Batman uses the sensors in the cowl and the supercomputing power of the BatComputer to visualize and synthesize what took place at the point of evidence that he finds.
The thing I really dig about that, it’s very similar to the energy that I got at the start of Arkham City to when you first suit up as Batman, and you’re looking at the courthouse. All the trailers and characters you know are in the game, and you have this sense of “who is next” of “who is out there and where are they?” By going into the prequel setting, we have a bunch of characters who are returning to the game, and a bunch that are new to the Arkham-verse. So when you’re playing these crime scenes and you don’t know who is behind it, you get that same surge of excitement. You’re thinking “Oh, it could be this guy, he works – or maybe he doesn’t do that here!” I think there are a few of them that will surprise you.
Nrama: Now that you’re here and you’ve revealed gameplay, and gotten positive feedback, is that a load off your shoulders, or do you still feel like you have to push really hard?

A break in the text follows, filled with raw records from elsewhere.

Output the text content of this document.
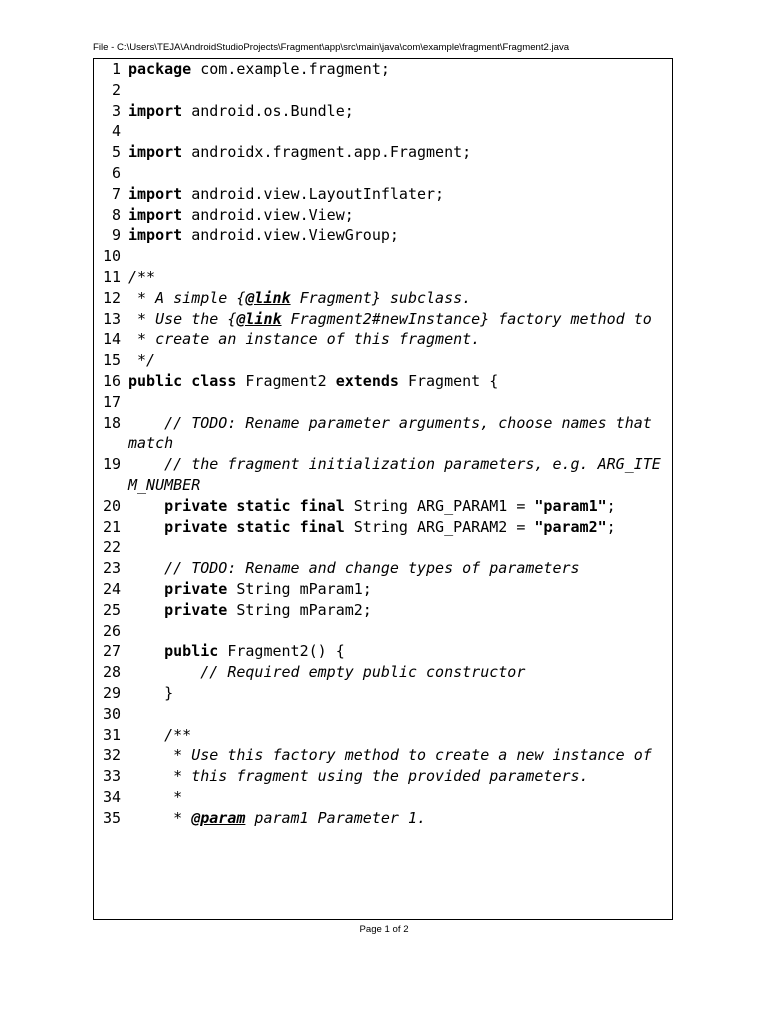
File - C:\Users\TEJA\AndroidStudioProjects\Fragment\app\src\main\java\com\example\fragment\Fragment2.java
1 package com.example.fragment;
2

3 import android.os.Bundle;
4

5 import androidx.fragment.app.Fragment;
6

7 import android.view.LayoutInflater;
8 import android.view.View;
9 import android.view.ViewGroup;
10

11 /**
12 * A simple {@link Fragment} subclass.
13 * Use the {@link Fragment2#newInstance} factory method to
14 * create an instance of this fragment.
15 */
16 public class Fragment2 extends Fragment {
17

18 // TODO: Rename parameter arguments, choose names that match
19 // the fragment initialization parameters, e.g. ARG_ITEM_NUMBER
20	private static final String ARG_PARAM1 = "param1";
21	private static final String ARG_PARAM2 = "param2";
22

23 // TODO: Rename and change types of parameters
24	private String mParam1;
25	private String mParam2;
26

27	public Fragment2() {
28 // Required empty public constructor
29 }
30

31 /**
32 * Use this factory method to create a new instance of
33 * this fragment using the provided parameters.
34 *
35 * @param param1 Parameter 1.
Page 1 of 2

Holmes: We’re going to keep pushing all the way, anyway. We want this game to be everything it can be. The thing I really liked about coming here to play, we have people that are obviously very attached to Kevin [Conroy] and Mark [Hamill] as voice actors, and we respect the hell out of those guys, but this was the first opportunity for players to come and hear Roger Craig Smith as Batman and hear how close he is to Kevin, that he sounds like a young Kevin Conroy in that role.
And the same goes for Troy Baker [as Joker]; this is a franchise, so we want people to feel like these are connected to the characters in those games. These guys have really reached in, taken on those roles, and realized younger versions of what those characters are, something that feels authentic to the Arkham-verse. I have had so many people come up and tell me they were skeptical and now they love it.
Nrama: Troy is such a pro.
Holmes: Both of those guys are amazing. You look at their IMDB listings, they’re everywhere. It’s hard to spot them in different roles, because they’re both vocal chameleons. But they’ve both blossomed really spectacularly in our game. They really delivered.